Side Note: All the details of the strike are fuzzy but money was misappropriated, vital needs weren't being met, people were laid off and after promises of soon-to-come supplies, the staff returned to their work. Today was further proof of the horrible conditions when a missionary from another organization popped into our little mission clinic asking for a feeding tube. When we asked why, she explained that a friend is a patient at the hospital and is so sick, he can't eat. The staff there pulled the existing tube before they realized that they didn't have another to put in. Folks, tell me, what do we have to complain about?! Seriously.
On my first day back, I was visiting with a midwife when I learned that she had been sick during the strike. Aint' no big thing. Just typhoid. Wait...what?! She brushed it off like it were the common cold. Some days I think, "Where am I??"

That same day, a sweet woman was referred to our ward from a local clinic. After a failed augmentation two days prior and an attempted vacuum extraction the day before, she still hadn't delivered despite being 10cm dilated! Yikes. The midwives augmented her again in preparation to vacuum extract again. Poor woman. When they thought she was adequately "juiced", the midwife produced a contraption that I hadn't seen before. It was a power-free extractor made of plastic and something from slightly less frightening nightmares than the metal cup and chain I've referred to before. I was intrigued. The midwife gave it to me to hold while she gloved up which afforded me an opportunity to check it out. My friend and I couldn't resist the urge to snap a quick picture, although it felt like a lie because I wasn't going to get to use it - fortunate for the mother, I'm sure! When the cup was in position, the midwife pumped up the pressure with her hand, watching a small gauge on the back of the extractor. 

And then she pulled. And pulled. And pulled.

I was beginning to think the baby was going to be stuck permanently when slowly, inside the clear plastic cup, I began to see the dark hair of our little one. After much more tugging, me mopping the brow of our champion midwife and an increased drip of pitocin, the baby came. Not in the usual burst as shoulders break free, but in a struggle of pushing and pulling, right up to the end. Hear me: BIG BABY.

He was huge and he wasn't breathing. Out with him came the thickest meconium I have ever seen and lots and lots of blood. The midwife rushed him to the warmer as the pediatric resident came wandering in. He moved slowly to get oxygen (a second tank when he realized the first was empty) and suction before the midwife jumped in and took over. I stood back and watched in awe. She ran the whole show, instructing the resident and other midwives how to care for her patients. She was remarkable. Later, we praised her quick thinking and knowledgable work and in modestly she brushed it off with quiet thank you's and a laugh.

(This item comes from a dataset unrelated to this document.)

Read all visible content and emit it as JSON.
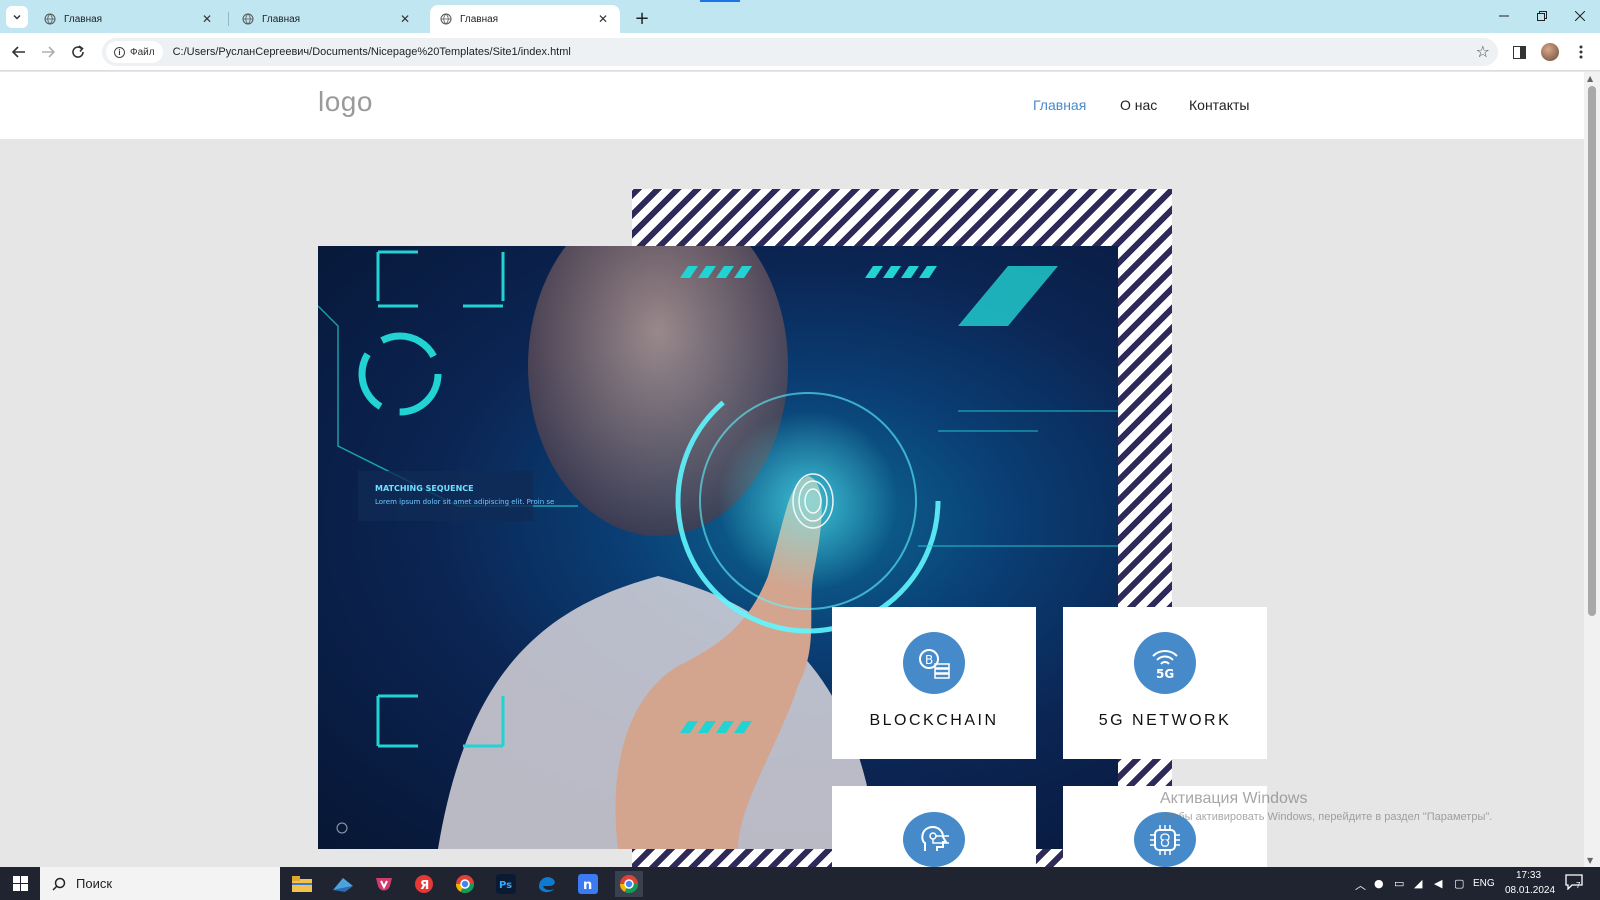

Around the time that the baby was beginning to perk up, the mama started to hemorrhage. The midwife worked quickly, instructing me to find the pitocin tablets in her pocket. I felt like I was moving in slow motion - finally getting my hands on the foil packet and popping out three tablets which the midwife quickly pushed into the rectum of the bleeding mother. It worked like a charm and controlled her hemorrhage enough that the midwife relaxed a little and could turn her attention back to the baby. 

In surprisingly little time, our boy pinked up and cried loudly. A conspicuous hat was pushed over his terrific cone head and he was promptly given to his mama to nurse.  The exhausted mother looked at me and asked, "Do you have a master?" I'd never heard the question phrased this way before. I replied that I am unmarried. So the baby was given the name of my friend's husband! This was followed by lots of pictures and sweet conversation.

At the end of the day, it's hard to walk away from such scenes - the mama and baby, safe and doing what comes so naturally. I have run into one of these mamas outside of the hospital only once. And one sent me an e-mail (Can you believe it?!) and a picture of her 6-month old that I had helped welcome into the world. But the rest are never seen or heard from again and I wonder what becomes of them. 

Most babies aren't named until several days after their birth but following the tradition of a doula friend who used to work with me, I name the sickest babies, just to give them some kind of identity should they not survive. I don't tell anyone. I just use their name in prayer. And of course, I don't know whether or not they live but when I walk out of the ward at the the end of the day, baby {blank} is still breathing. 

The ward never fails to surprise me and I'm so thankful to be back in the swing of things.